The assay was set up using compound (1 μL in 100% DMSO), first reagent (10 μL), and second reagent (10 μL), Total 21 μL. The reaction was performed in a U-bottomed, white, 96-well plate. The reaction was mixed on a plate-shaker, after addition of the Enzyme, and incubated for 1 h at 22°C. After this time, the reaction was stopped by addition of 60 μL 1.5 mg/ml streptavidin SPA beads (Amersham) in 0.1 M EDTA in PBS. The beads were incubated with the reaction mixture for 1 h at 22°C after which 100 μL 0.1 M EDTA in PBS was added. The plate was sealed, mixed centrifuged and incorporated radioactivity determined by counting in a Trilux (Wallac) or Topcount (Packard) Scintillation Counter. After subtraction of background levels without enzyme, any reduction in the amount of radioactivity incorporated in the presence of a compound, compared to that in the absence, was taken as a measure of the level of inhibition. Ten concentrations of compounds were tested in three- or fivefold dilutions. From the counts per minute, percentage of inhibition at highest concentration tested or IC50S for the compounds were calculated using GraFit 3, GraFit 4 or GraFit 5 (Erithacus Software Ltd.) software packages or a data evaluation macro for Excel based on XLFit Software (IDBS).

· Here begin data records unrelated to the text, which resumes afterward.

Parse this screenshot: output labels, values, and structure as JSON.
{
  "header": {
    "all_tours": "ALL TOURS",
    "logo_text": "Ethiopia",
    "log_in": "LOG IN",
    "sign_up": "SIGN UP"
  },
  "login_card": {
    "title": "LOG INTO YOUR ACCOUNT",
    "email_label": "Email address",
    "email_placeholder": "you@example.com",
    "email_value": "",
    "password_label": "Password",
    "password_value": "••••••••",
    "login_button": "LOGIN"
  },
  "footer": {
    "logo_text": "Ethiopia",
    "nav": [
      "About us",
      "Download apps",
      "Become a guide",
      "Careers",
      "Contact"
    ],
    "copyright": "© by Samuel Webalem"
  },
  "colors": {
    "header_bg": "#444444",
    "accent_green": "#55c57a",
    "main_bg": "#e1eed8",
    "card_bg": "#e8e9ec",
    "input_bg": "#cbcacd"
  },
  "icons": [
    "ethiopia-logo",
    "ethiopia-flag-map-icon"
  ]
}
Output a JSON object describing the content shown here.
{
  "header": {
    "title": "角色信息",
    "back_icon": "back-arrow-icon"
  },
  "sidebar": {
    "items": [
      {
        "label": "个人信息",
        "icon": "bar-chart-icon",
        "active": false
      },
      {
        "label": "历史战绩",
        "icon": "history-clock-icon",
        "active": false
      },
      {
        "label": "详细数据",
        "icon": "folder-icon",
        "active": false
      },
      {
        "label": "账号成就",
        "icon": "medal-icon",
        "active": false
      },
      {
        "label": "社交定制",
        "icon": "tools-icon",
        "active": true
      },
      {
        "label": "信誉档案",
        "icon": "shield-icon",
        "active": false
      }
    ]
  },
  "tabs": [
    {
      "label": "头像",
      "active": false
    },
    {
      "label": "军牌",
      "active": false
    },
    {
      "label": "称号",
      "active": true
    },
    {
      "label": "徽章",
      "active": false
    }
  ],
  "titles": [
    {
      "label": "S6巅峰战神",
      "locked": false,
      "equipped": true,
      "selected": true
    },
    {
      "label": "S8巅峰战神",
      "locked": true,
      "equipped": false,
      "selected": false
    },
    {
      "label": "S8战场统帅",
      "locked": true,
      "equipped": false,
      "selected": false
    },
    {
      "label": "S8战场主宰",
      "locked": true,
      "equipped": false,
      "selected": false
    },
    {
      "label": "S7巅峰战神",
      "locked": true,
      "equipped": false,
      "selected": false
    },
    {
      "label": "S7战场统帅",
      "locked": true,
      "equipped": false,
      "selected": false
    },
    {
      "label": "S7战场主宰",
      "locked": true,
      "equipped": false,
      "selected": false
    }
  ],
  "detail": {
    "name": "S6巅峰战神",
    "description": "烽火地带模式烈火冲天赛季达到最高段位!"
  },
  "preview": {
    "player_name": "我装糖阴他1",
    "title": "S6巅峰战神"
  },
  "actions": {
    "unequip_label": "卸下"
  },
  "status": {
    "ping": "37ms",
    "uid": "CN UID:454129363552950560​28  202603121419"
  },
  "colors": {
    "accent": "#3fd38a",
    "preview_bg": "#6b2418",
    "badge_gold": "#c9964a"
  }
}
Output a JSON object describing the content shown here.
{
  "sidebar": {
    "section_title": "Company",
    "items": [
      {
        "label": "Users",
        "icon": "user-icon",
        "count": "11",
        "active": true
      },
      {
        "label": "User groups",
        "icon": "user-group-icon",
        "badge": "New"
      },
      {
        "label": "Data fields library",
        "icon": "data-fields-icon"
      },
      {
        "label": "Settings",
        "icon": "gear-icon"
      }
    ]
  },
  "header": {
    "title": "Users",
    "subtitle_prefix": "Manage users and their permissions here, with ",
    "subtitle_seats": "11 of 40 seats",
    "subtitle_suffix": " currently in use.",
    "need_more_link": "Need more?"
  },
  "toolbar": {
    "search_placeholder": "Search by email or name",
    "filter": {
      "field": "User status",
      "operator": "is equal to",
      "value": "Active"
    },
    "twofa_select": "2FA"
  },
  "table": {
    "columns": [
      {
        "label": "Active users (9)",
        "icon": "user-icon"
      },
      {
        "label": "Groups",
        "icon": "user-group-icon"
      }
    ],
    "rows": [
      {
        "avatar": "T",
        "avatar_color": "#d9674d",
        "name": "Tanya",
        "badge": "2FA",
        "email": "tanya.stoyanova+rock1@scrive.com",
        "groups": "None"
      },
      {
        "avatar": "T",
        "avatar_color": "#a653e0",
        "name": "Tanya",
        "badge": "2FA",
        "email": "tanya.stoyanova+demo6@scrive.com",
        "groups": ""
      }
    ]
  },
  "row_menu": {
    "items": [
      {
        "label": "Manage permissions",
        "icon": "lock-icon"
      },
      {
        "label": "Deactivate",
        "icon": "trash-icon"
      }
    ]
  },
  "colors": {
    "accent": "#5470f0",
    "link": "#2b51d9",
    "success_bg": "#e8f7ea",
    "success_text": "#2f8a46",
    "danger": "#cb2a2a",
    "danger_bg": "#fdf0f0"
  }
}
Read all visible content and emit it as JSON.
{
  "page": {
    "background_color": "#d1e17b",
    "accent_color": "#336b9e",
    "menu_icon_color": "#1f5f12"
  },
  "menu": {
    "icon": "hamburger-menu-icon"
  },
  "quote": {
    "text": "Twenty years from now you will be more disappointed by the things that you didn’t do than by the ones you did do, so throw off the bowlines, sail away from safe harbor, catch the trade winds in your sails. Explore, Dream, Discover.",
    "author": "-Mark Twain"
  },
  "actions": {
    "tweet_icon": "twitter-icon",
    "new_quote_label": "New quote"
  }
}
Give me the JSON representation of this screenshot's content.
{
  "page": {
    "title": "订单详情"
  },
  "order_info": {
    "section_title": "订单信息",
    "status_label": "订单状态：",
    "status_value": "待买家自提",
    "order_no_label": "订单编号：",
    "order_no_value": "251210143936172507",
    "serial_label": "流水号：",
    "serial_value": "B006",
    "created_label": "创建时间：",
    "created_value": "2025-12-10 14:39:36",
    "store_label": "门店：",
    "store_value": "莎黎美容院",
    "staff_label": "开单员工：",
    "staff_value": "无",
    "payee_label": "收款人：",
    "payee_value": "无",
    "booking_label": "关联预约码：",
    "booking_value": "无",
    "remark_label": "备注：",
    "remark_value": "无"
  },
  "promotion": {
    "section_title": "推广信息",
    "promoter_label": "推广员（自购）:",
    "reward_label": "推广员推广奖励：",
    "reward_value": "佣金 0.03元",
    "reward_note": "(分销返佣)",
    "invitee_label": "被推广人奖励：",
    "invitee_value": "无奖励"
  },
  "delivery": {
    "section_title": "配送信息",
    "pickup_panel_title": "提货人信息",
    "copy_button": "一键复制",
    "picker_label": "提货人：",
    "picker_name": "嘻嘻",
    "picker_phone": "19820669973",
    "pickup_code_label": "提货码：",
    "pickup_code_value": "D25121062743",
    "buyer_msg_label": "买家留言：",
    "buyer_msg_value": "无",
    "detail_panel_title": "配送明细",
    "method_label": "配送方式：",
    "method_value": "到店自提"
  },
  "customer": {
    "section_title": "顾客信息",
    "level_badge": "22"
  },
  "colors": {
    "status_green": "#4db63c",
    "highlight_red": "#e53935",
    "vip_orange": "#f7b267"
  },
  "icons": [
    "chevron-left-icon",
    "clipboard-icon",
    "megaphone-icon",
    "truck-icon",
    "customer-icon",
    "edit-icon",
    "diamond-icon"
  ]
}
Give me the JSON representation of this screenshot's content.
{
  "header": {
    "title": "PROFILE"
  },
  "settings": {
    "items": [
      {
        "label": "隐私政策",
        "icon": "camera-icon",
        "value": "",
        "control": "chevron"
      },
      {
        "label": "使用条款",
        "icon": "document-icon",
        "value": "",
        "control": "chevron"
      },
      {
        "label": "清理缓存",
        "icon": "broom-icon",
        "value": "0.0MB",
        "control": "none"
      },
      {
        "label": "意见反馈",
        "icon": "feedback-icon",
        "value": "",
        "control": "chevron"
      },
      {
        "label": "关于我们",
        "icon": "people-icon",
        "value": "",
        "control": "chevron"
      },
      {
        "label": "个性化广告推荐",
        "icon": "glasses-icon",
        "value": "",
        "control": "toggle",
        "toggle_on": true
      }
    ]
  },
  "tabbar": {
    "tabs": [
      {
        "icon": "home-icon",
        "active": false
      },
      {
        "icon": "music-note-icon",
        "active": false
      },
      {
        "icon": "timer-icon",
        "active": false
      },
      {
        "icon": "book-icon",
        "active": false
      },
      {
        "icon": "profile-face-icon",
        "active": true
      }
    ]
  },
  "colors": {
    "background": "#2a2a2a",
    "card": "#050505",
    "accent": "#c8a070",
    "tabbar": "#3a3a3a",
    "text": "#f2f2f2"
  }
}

b) Genotype 1b Full-Length Enzyme Reaction Conditions were 0.5 μM [33P]-GTP (20 Ci/mMol), 1 mM Dithiothreitol, 20 mM MgCI2, 5mM MnCI2, 20 mM Tris-HCI, pH7.5, 1.6 μg/mL polyC/0.256 μM biotinylated oligoG13, 10% glycerol, 0.01% NP-40, 0.2 u/μL RNasin and 50 mM NaCI.
HCV RNA Polymerase (Recombinant full-length NS5B (Lohmann et al, J. Virol. 71 (11 ), 1997, 8416. 'Biochemical properties of hepatitis C virus NS5B RNA-dependent RNA polymerase and identification of amino acid sequence motifs essential for enzymatic activity') expressed in baculovirus and purified to homogeneity) was added to 4 nM final concentration.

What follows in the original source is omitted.